Runs slow in Safari too.
I dislike MS as much as the next guy but I guess you can't really berate them for trying. I'm fairly impressed by their release strategy and marketing. To be precise, I'm impressed that they started doing those things.
It's nifty, but I've never looked at web comics and thought "I wish they could parallax scroll."
I think it would be better if you could drag to move the frame. I don't like it auto-following my mouse. It was also a little choppy in firefox on windows.
Its sluggish in Chromium 7.0.535.0 (Linux) but better in Chrome (Linux). Firefox did the job a lil' better than both Chromium and Chrome (although there is no reason for this!). Opera 10 (Linux) was the best.
Based on your current browser, you are not seeing all that this website has to offer.
For the best 'Never Mind the Bullets' experience, we recommend you install Internet Explorer 9.
Seems to work okay otherwise, but I wonder what, if anything, I am missing.
This seems to have worked almost perfectly in the current Webkit nightly for me, and I think it's really a stellar example of what can be done with browsers. Now we just need one of the comic book giants like Marvel or DC (or even a smaller publishing house) to "publish" a few pages of issues in this format. I'm sure sales would go up dramatically.
I would really love to know just how long it took to make this, though, regardless of the actual artwork (the html-ification of it), because the time it takes probably isn't viable for my webcomic utopia.

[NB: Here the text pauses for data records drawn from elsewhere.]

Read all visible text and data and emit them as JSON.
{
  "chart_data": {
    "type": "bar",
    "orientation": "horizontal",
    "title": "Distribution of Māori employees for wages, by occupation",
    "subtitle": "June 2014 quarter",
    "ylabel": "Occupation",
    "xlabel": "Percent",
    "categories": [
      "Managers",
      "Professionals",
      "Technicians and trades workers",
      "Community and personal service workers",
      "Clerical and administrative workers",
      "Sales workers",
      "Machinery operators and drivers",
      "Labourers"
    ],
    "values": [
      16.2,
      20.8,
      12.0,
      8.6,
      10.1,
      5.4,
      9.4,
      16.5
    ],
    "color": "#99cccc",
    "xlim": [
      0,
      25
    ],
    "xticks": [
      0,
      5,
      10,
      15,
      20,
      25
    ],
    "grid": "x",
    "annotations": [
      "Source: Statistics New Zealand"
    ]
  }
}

Yes, it's frustrating how this is being passed around uncritically as an example of the wonder of "HTML5", when it really just demonstrates you can do some fun things with plain old JavaScript, with all the inherent problems and arguably worse performance than Flash. It's also pretty grating to see "CSS3 Multi-background" being listed as a "feature" of HTML5.
Works smoothly in Safari 5 on OS X. However, the various images that move around in each frame of the comic strip as you move the mouse around are, depending on how you hover with the mouse, completely off and move almost randomly, ripping the frame apart (f.e. being able to move the whisky glass around on the table, up in the air and off the table, and being able to rip the cowboy's arm off of his torso). I later found that this is the case on all browsers except IE9 - I am willing to bet that this is because IE9 is still broken.
It's quite refreshing to see MS guys pointing out performance bottlenecks in Google's code :).
Competition is good.
With IE9 MS managed to find one area where virtually all other browsers sucked (large / many / transparent image sprites), made a good implementation and created some clever demos that benefit from this implementation.
This may have hastened coming of HW acceleration to upcoming public releases of Chrome and Firefox.
Kudos for IE team for stepping up the game.